Destins croisés…
Charles Hawker et sa sœur aînée Anne Catherine, quoique très proches et également fervents chrétiens méthodistes, prirent des chemins très différents. Ils avaient de fortes attaches avec le Bocage normand. Charles était né en 1814 à Condé-sur-Noireau, petit cité à la fois rurale et textile qui avait conservé la mémoire et même la pratique du protestantisme. La ville formait avec les campagnes environnantes une sorte d’enclave réformée et disposait d’un temple et d’un pasteur, sans compter le passage des premiers missionnaires wesleyens en France1. L’évangéliste William Mahy, originaire de Guernesey, y avait prêché très tôt le Réveil.
Commençons nos histoires croisées par celle de l’aînée, Anne Catherine, devenue l’épouse de John Alexander Wilson en 1828. Leur premier enfant, John Alexander junior, était né à Condé-sur-Noireau le 21 avril 1829. Après une carrière militaire bien remplie, ce zélé méthodiste avait été agréé comme missionnaire par la Société des Missions de Londres qui l’avait affecté à un poste situé aux antipodes, dans cette mystérieuse et dangereuse Nouvelle Zélande, découverte une génération auparavant par l’explorateur James Cook. La famille Wilson embarqua à Londres le 21 septembre 1832 pour un voyage de 6 mois à bord d’un navire qui convoyait des déportés vers Sydney, le Camden. Arrivés à bon port en Australie, les 4 voyageurs (le couple et leur deux premiers enfants) montèrent sur le Byron pour rejoindre Plenty Bay, sur la côte de l’Île du Nord de la Nouvelle Zélande. C’est là que se situait la mission de Te Puna2. La côte de la grande Île du Nord est magnifique et vallonnée, marquée par le volcanisme. Le climat est tempéré, avec des étés chauds et des hivers doux, le tout, il est vrai, assez pluvieux. C’est le domaine des vergers de kiwis qui s’étendent aujourd’hui à perte de vue sur les coteaux. Les populations locales, les Maoris, ont été progressivement conquis au christianisme, à l’image d’autres peuples du Pacifique, comme les Tahitiens. Mais les Maoris ont eu du mal à abandonner des usages séculaires, dont les plus contestables étaient alors la violence guerrière et l’anthropophagie. En outre, ce premier XIXe siècle est marqué par des conflits récurrents, dès que les Maoris constatent que les Européens débarquent des plus en plus nombreux et prennent leurs terres.

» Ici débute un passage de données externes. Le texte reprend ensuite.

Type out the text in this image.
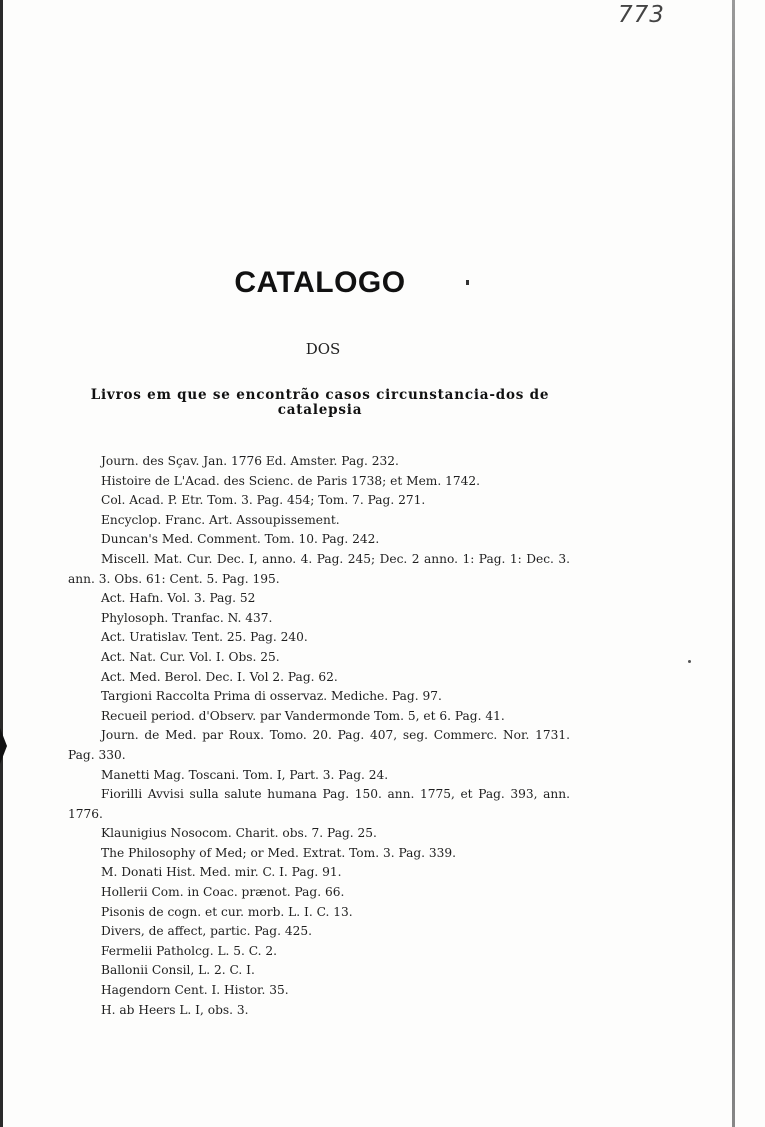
773
CATALOGO
DOS
Livros em que se encontrão casos circunstancia-dos de catalepsia
Journ. des Sçav. Jan. 1776 Ed. Amster. Pag. 232.
Histoire de L'Acad. des Scienc. de Paris 1738; et Mem. 1742.
Col. Acad. P. Etr. Tom. 3. Pag. 454; Tom. 7. Pag. 271.
Encyclop. Franc. Art. Assoupissement.
Duncan's Med. Comment. Tom. 10. Pag. 242.
Miscell. Mat. Cur. Dec. I, anno. 4. Pag. 245; Dec. 2 anno. 1: Pag. 1: Dec. 3. ann. 3. Obs. 61: Cent. 5. Pag. 195.
Act. Hafn. Vol. 3. Pag. 52
Phylosoph. Tranfac. N. 437.
Act. Uratislav. Tent. 25. Pag. 240.
Act. Nat. Cur. Vol. I. Obs. 25.
Act. Med. Berol. Dec. I. Vol 2. Pag. 62.
Targioni Raccolta Prima di osservaz. Mediche. Pag. 97.
Recueil period. d'Observ. par Vandermonde Tom. 5, et 6. Pag. 41.
Journ. de Med. par Roux. Tomo. 20. Pag. 407, seg. Commerc. Nor. 1731. Pag. 330.
Manetti Mag. Toscani. Tom. I, Part. 3. Pag. 24.
Fiorilli Avvisi sulla salute humana Pag. 150. ann. 1775, et Pag. 393, ann. 1776.
Klaunigius Nosocom. Charit. obs. 7. Pag. 25.
The Philosophy of Med; or Med. Extrat. Tom. 3. Pag. 339.
M. Donati Hist. Med. mir. C. I. Pag. 91.
Hollerii Com. in Coac. prænot. Pag. 66.
Pisonis de cogn. et cur. morb. L. I. C. 13.
Divers, de affect, partic. Pag. 425.
Fermelii Patholcg. L. 5. C. 2.
Ballonii Consil, L. 2. C. I.
Hagendorn Cent. I. Histor. 35.
H. ab Heers L. I, obs. 3.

Les guerres néo-zélandaises, de 1836 à 1872, sont particulièrement violentes, d’autant que les Maoris adoptent très vite des méthodes militaires modernes avec usage des armes à feu et des fortifications. Leur force et leur détermination ont fait, depuis, la réputation des équipes de rugby locales.
Les missions britanniques vivent alors des moments fort difficiles et les époux Wilson doivent périodiquement se réfugier à bord de navires ancrés sur la côte.
Anne Catherine vécut entre-temps la vie d’une femme missionnaire, enseignant les jeunes filles maoris, veillant aux approvisionnements et assurant la continuité de la mission pendant les fréquentes absences des maris.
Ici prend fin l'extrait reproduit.